Drauzio A dor no pós-operatório era um problema sério, porque eram feitas incisões imensas para abrir o tórax e a respiração não permitia deixar a região imóvel. Quais os progressos nessa área?
Riad – A dor do corte no tórax é muito intensa. Alias, não conheço nenhuma outra cirurgia que doa tanto. Cada vez que a pessoa respira, dói. Como respiramos 15, 20 vezes por minuto, dói o tempo todo. Felizmente, houve grandes avanços que permitiram minorar o sofrimento desses doentes. Primeiro, a agressividade cirúrgica diminuiu, já que machucamos menos o paciente. Segundo, os remédios para controle da dor evoluíram muito. Terceiro, os anestesistas acrescentaram uma arma poderosíssima no pós-operatório imediato. Colocaram um cateter bem fino na coluna e realizam a anestesia peridural, a mesma que a mulher usa na hora do parto.

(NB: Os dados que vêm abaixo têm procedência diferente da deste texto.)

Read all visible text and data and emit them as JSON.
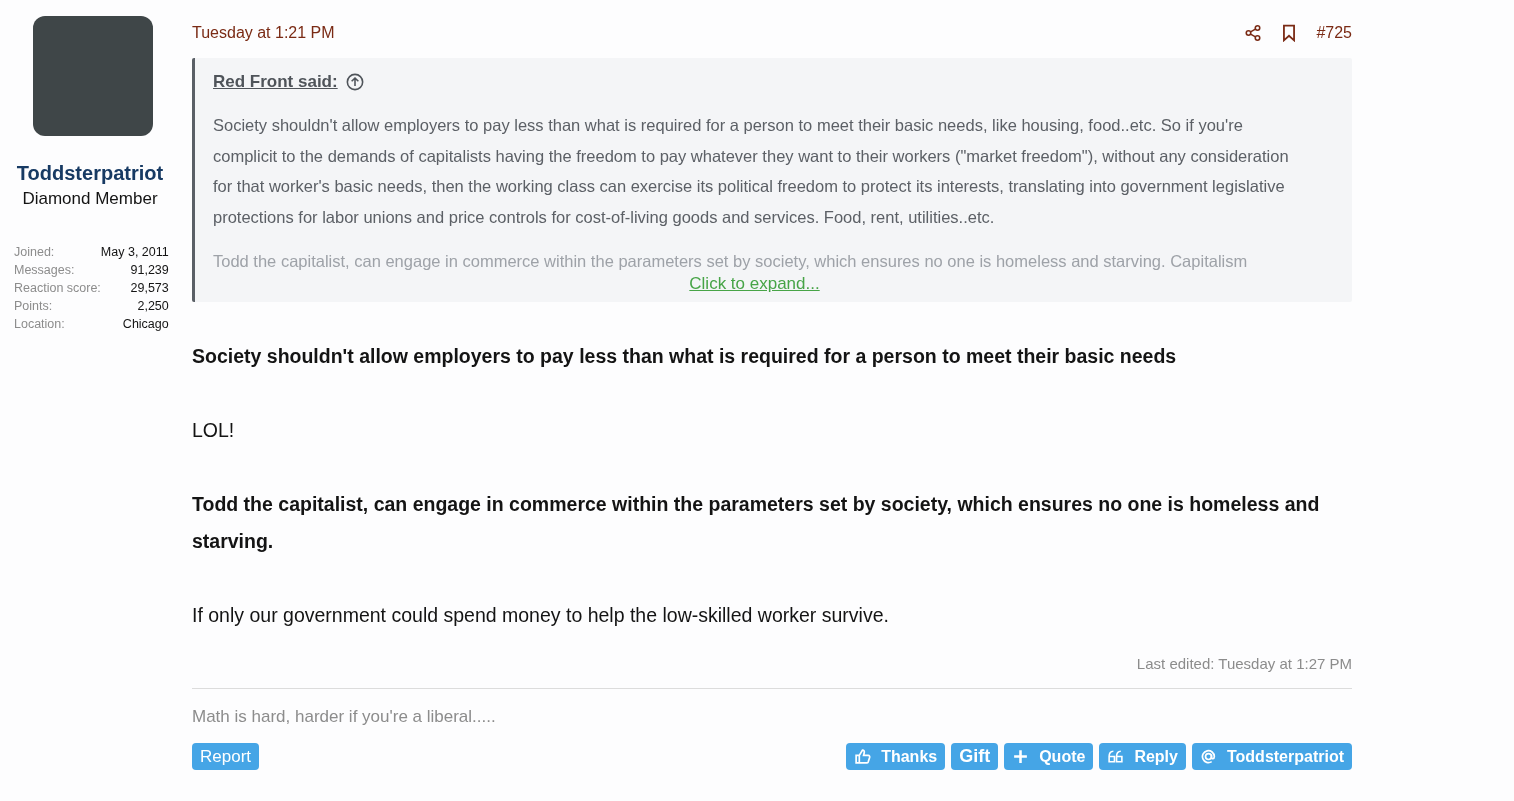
{
  "user": {
    "name": "Toddsterpatriot",
    "title": "Diamond Member",
    "stats": [
      {
        "label": "Joined:",
        "value": "May 3, 2011"
      },
      {
        "label": "Messages:",
        "value": "91,239"
      },
      {
        "label": "Reaction score:",
        "value": "29,573"
      },
      {
        "label": "Points:",
        "value": "2,250"
      },
      {
        "label": "Location:",
        "value": "Chicago"
      }
    ]
  },
  "post": {
    "date": "Tuesday at 1:21 PM",
    "number": "#725",
    "quote": {
      "author": "Red Front said:",
      "paragraphs": [
        "Society shouldn't allow employers to pay less than what is required for a person to meet their basic needs, like housing, food..etc. So if you're complicit to the demands of capitalists having the freedom to pay whatever they want to their workers (\"market freedom\"), without any consideration for that worker's basic needs, then the working class can exercise its political freedom to protect its interests, translating into government legislative protections for labor unions and price controls for cost-of-living goods and services. Food, rent, utilities..etc.",
        "Todd the capitalist, can engage in commerce within the parameters set by society, which ensures no one is homeless and starving. Capitalism"
      ],
      "expand": "Click to expand..."
    },
    "body": [
      {
        "kind": "bold",
        "text": "Society shouldn't allow employers to pay less than what is required for a person to meet their basic needs"
      },
      {
        "kind": "plain",
        "text": "LOL!"
      },
      {
        "kind": "bold",
        "text": "Todd the capitalist, can engage in commerce within the parameters set by society, which ensures no one is homeless and starving."
      },
      {
        "kind": "plain",
        "text": "If only our government could spend money to help the low-skilled worker survive."
      }
    ],
    "last_edited": "Last edited: Tuesday at 1:27 PM",
    "signature": "Math is hard, harder if you're a liberal.....",
    "report": "Report",
    "actions": [
      {
        "kind": "thanks",
        "label": "Thanks"
      },
      {
        "kind": "gift",
        "label": "Gift"
      },
      {
        "kind": "quote",
        "label": "Quote"
      },
      {
        "kind": "reply",
        "label": "Reply"
      },
      {
        "kind": "mention",
        "label": "Toddsterpatriot"
      }
    ]
  }
}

Os remédios injetados o tempo todo por esse cateter anestesiam a faixa operada, e só ela, e diminuem a necessidade de tomá-los por via oral ou na veia. Essa analgesia é controlada pelo próprio paciente. Quando ele sente dor, aperta um botãozinho e recebe o medicamento que é liberado por uma máquina. Ainda há desconforto no pós-operatório, mas no dia seguinte da operação a pessoa já consegue caminhar pelos corredores do hospital.